The results from the research study suggest that acute malnutrition in children may play a role not only in treatment failure, but it also puts this vulnerable group at higher risk of severe malaria and death.

'Malaria and malnutrition both affect poorer communities with limited research resources, so there just aren’t enough studies on the efficacy of antimalarial drugs in malnourished children, and past studies have contradictory results,' said Professor Philippe Guerin, study lead and Director of the Infectious Diseases Data Observatory. 'So we used a different strategy to answer this question.'

The research team pooled individual patient data from 36 different antimalarial efficacy studies from 24 countries, that included both height and weight information for the study participants.

'No one individual study included a large enough sample of malnourished children to uncover a clear relationship, but by combining information across many different studies, which each included few malnourished children, we were able to spot a clear pattern,' said Dr Kasia Stepniewska, the IDDO Head of Statistics.

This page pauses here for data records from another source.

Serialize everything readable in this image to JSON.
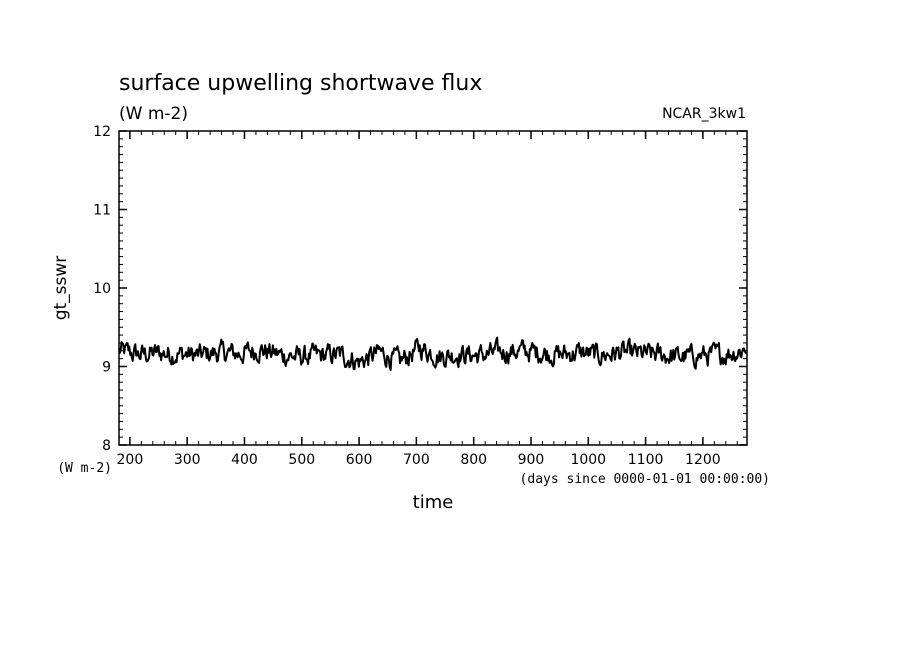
{
  "chart_data": {
    "type": "line",
    "title": "surface upwelling shortwave flux",
    "subtitle": "(W m-2)",
    "source_label": "NCAR_3kw1",
    "xlabel": "time",
    "xunits": "(days since 0000-01-01 00:00:00)",
    "ylabel": "gt_sswr",
    "yunits": "(W m-2)",
    "xlim": [
      181,
      1277
    ],
    "ylim": [
      8,
      12
    ],
    "x_ticks": [
      200,
      300,
      400,
      500,
      600,
      700,
      800,
      900,
      1000,
      1100,
      1200
    ],
    "x_tick_labels": [
      "200",
      "300",
      "400",
      "500",
      "600",
      "700",
      "800",
      "900",
      "1000",
      "1100",
      "1200"
    ],
    "y_ticks": [
      8,
      9,
      10,
      11,
      12
    ],
    "y_tick_labels": [
      "8",
      "9",
      "10",
      "11",
      "12"
    ],
    "grid": false,
    "series": [
      {
        "x": [
          181,
          216,
          251,
          286,
          321,
          356,
          391,
          426,
          461,
          496,
          531,
          566,
          601,
          636,
          671,
          706,
          741,
          776,
          811,
          846,
          881,
          916,
          951,
          986,
          1021,
          1056,
          1091,
          1126,
          1161,
          1196,
          1231,
          1266,
          1277
        ],
        "y": [
          9.2,
          9.15,
          9.17,
          9.16,
          9.14,
          9.18,
          9.16,
          9.22,
          9.15,
          9.12,
          9.14,
          9.15,
          9.06,
          9.18,
          9.06,
          9.24,
          9.13,
          9.16,
          9.14,
          9.18,
          9.2,
          9.18,
          9.15,
          9.18,
          9.14,
          9.18,
          9.16,
          9.15,
          9.12,
          9.14,
          9.15,
          9.2,
          9.26
        ]
      }
    ]
  }
}
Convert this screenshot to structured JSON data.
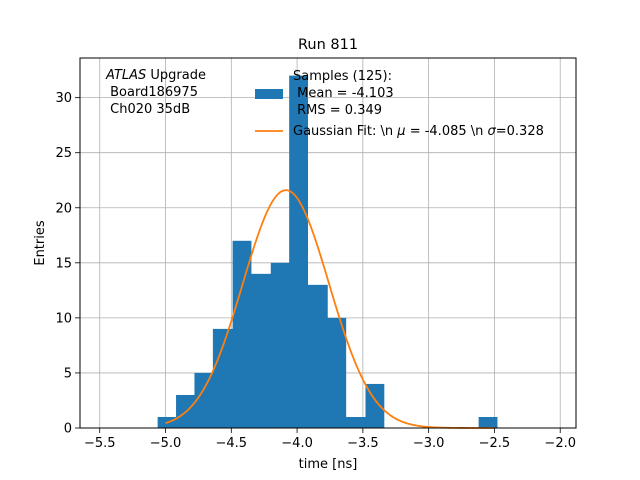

'These results highlight the power of pooling and reusing data from clinical studies of poverty-related diseases across Asia, Africa and the Americas,' said study author Professor Karen Barnes, Head of WWARN’s Africa Hub and the Pharmacology Scientific Group at the University of Cape Town, South Africa. The Infectious Diseases Data Observatory has one of the biggest data repositories of this kind for tropical and infectious diseases, which is free to use for researchers across the world.

The study’s conclusions also urge scientists and doctors to record young children’s height and weight in future malaria studies, to identify children who need more careful medical follow-up because malaria treatment is more likely to fail. Future work is also now needed to optimise the dose of current anti-malarial drugs for this group of children.